Univention Bugzilla – Bug 30294
Automatic renewal of ssl certificates
Last modified: 2024-01-26 15:02:46 CET
As requested in the forum: If it is possible to automate the renewal of ssl certificates as described in sdb article #1000, an implementation could be proved.
Created attachment 8086 [details] Patch for "univention-certificate renewAll" In this patch, "univention-certificate renewAll" automates most of the procedure. However, the new certificates still need to be copied to the hosts manually. Although "univention-scp" and "univention-rsync" allow remote copying of files using "/etc/machine.secret" instead of a typed password, this only works for user "$(hostname)\$", which does not necessarily have sufficient permissions. In the current security environment, "/etc/univention/ssl/<host>/" is readable and writable only to "root" and "DC Backup Hosts". So, access in either direction fails until one chooses an authorized user manually.
+ eval $(ucr shell domainname) + eval $(ucr shell ssl/default/days) → please quote. this can also be done in one call: eval "$(ucr shell ssl/default/days domainname)" Please rename renewAll into rename-all.
Created attachment 8087 [details] Updated patch
This issue has been filed against UCS 3. UCS 3 is out of the normal maintenance and many UCS components have vastly changed in UCS 4. If this issue is still valid, please change the version to a newer UCS version otherwise this issue will be automatically closed in the next weeks.
*** Bug 50723 has been marked as a duplicate of this bug. ***
Another customer would be glad if manual cert renew is not necessary anymore.
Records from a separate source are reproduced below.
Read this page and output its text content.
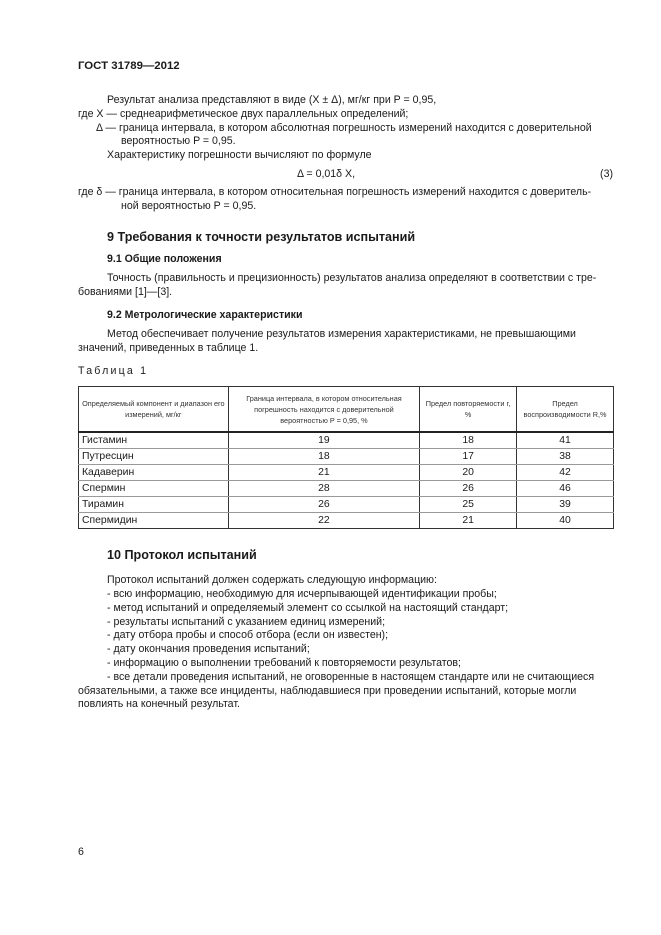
ГОСТ 31789—2012
Результат анализа представляют в виде (X ± Δ), мг/кг при P = 0,95,
где X — среднеарифметическое двух параллельных определений;
Δ — граница интервала, в котором абсолютная погрешность измерений находится с доверительной
вероятностью P = 0,95.
Характеристику погрешности вычисляют по формуле
Δ = 0,01δ X,	(3)
где δ — граница интервала, в котором относительная погрешность измерений находится с доверитель-
ной вероятностью P = 0,95.
9 Требования к точности результатов испытаний
9.1 Общие положения
Точность (правильность и прецизионность) результатов анализа определяют в соответствии с тре-
бованиями [1]—[3].
9.2 Метрологические характеристики
Метод обеспечивает получение результатов измерения характеристиками, не превышающими
значений, приведенных в таблице 1.
Таблица 1
Определяемый компонент и диапазон его измерений, мг/кг	Граница интервала, в котором относительная погрешность находится с доверительной вероятностью P = 0,95, %	Предел повторяемости r, %	Предел воспроизводимости R,%
Гистамин	19	18	41
Путресцин	18	17	38
Кадаверин	21	20	42
Спермин	28	26	46
Тирамин	26	25	39
Спермидин	22	21	40
10 Протокол испытаний
Протокол испытаний должен содержать следующую информацию:
- всю информацию, необходимую для исчерпывающей идентификации пробы;
- метод испытаний и определяемый элемент со ссылкой на настоящий стандарт;
- результаты испытаний с указанием единиц измерений;
- дату отбора пробы и способ отбора (если он известен);
- дату окончания проведения испытаний;
- информацию о выполнении требований к повторяемости результатов;
- все детали проведения испытаний, не оговоренные в настоящем стандарте или не считающиеся
обязательными, а также все инциденты, наблюдавшиеся при проведении испытаний, которые могли
повлиять на конечный результат.
6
Added ticket number
Customer comment: Der Artikel zum Erneuern der Zertifikatskette scheint auch Probleme zu machen, er findet das ganze Prozedere reichlich fehleranfällig und umständlich. Ob das nicht automatisch gehen könnte? Changing to aug report instead of feature request as it is the cause for very frequent support tickets.
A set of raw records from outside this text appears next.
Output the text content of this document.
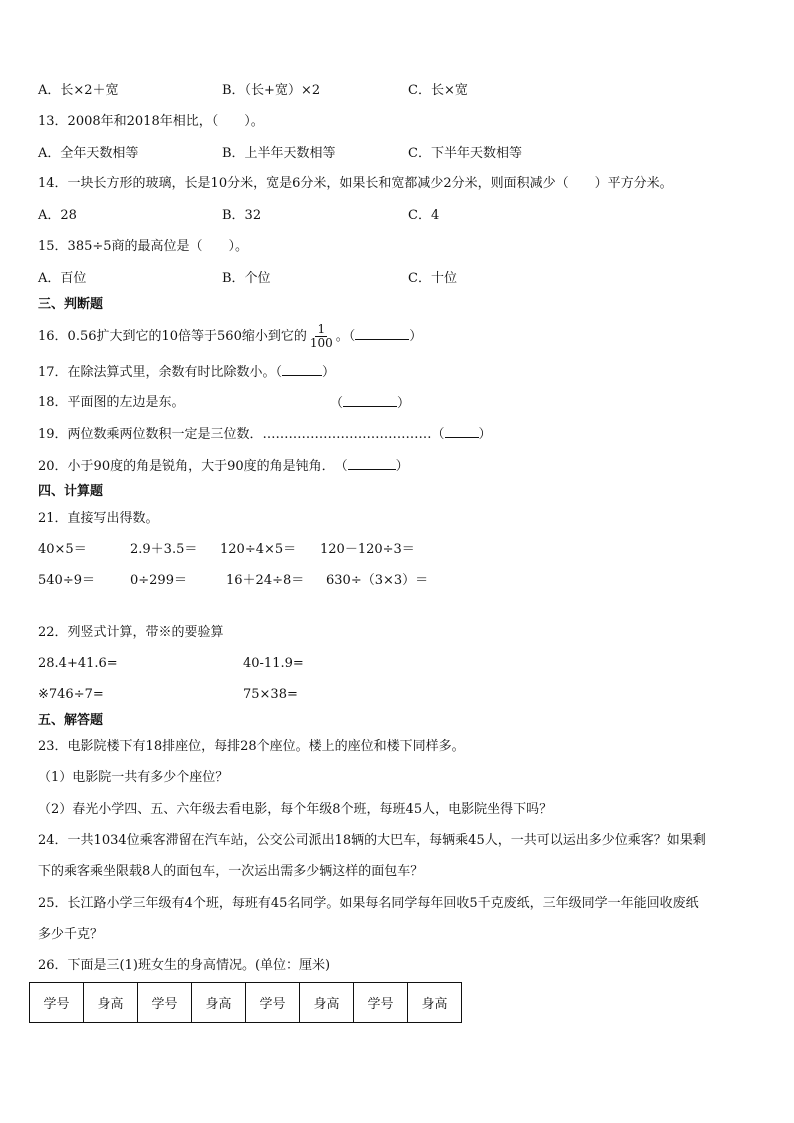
A．长×2＋宽	B．（长+宽）×2	C．长×宽
13．2008年和2018年相比，（　　）。
A．全年天数相等	B．上半年天数相等	C．下半年天数相等
14．一块长方形的玻璃，长是10分米，宽是6分米，如果长和宽都减少2分米，则面积减少（　　）平方分米。
A．28	B．32	C．4
15．385÷5商的最高位是（　　）。
A．百位	B．个位	C．十位
三、判断题
16．0.56扩大到它的10倍等于560缩小到它的 $\frac{1}{100}$ 。（	）
17．在除法算式里，余数有时比除数小。（	）
18．平面图的左边是东。	（	）
19．两位数乘两位数积一定是三位数．…………………………………（	）
20．小于90度的角是锐角，大于90度的角是钝角．　（	）
四、计算题
21．直接写出得数。
40×5＝	2.9＋3.5＝ 120÷4×5＝ 120－120÷3＝
540÷9＝	0÷299＝	16＋24÷8＝ 630÷（3×3）＝
22．列竖式计算，带※的要验算
28.4+41.6=	40-11.9=
※746÷7=	75×38=
五、解答题
23．电影院楼下有18排座位，每排28个座位。楼上的座位和楼下同样多。
（1）电影院一共有多少个座位？
（2）春光小学四、五、六年级去看电影，每个年级8个班，每班45人，电影院坐得下吗？
24．一共1034位乘客滞留在汽车站，公交公司派出18辆的大巴车，每辆乘45人，一共可以运出多少位乘客？如果剩
下的乘客乘坐限载8人的面包车，一次运出需多少辆这样的面包车？
25．长江路小学三年级有4个班，每班有45名同学。如果每名同学每年回收5千克废纸，三年级同学一年能回收废纸
多少千克？
26．下面是三(1)班女生的身高情况。(单位：厘米)
学号	身高	学号	身高	学号	身高	学号	身高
JFYI: Found in forum: "Hallo, ich bekomme mittlerweile die Meldung, dass mein Root-Zertifikat abläuft (wow, wie schnell 5 Jahre doch rum sind :wink: ). Meine Frage: ich hab hier im Forum 2 Artikel gefunden, die man abarbeiten soll. Ist das immer noch aktuell oder gibt es mittlerweile eine “einfachere Methode” für das erneuern von dem Root-Zertf."
as discussed internally: next step should be one script or a set of scripts that assists in the renewal of certificates and checks if the steps have been completed successfully.
Another Customer is asking about that.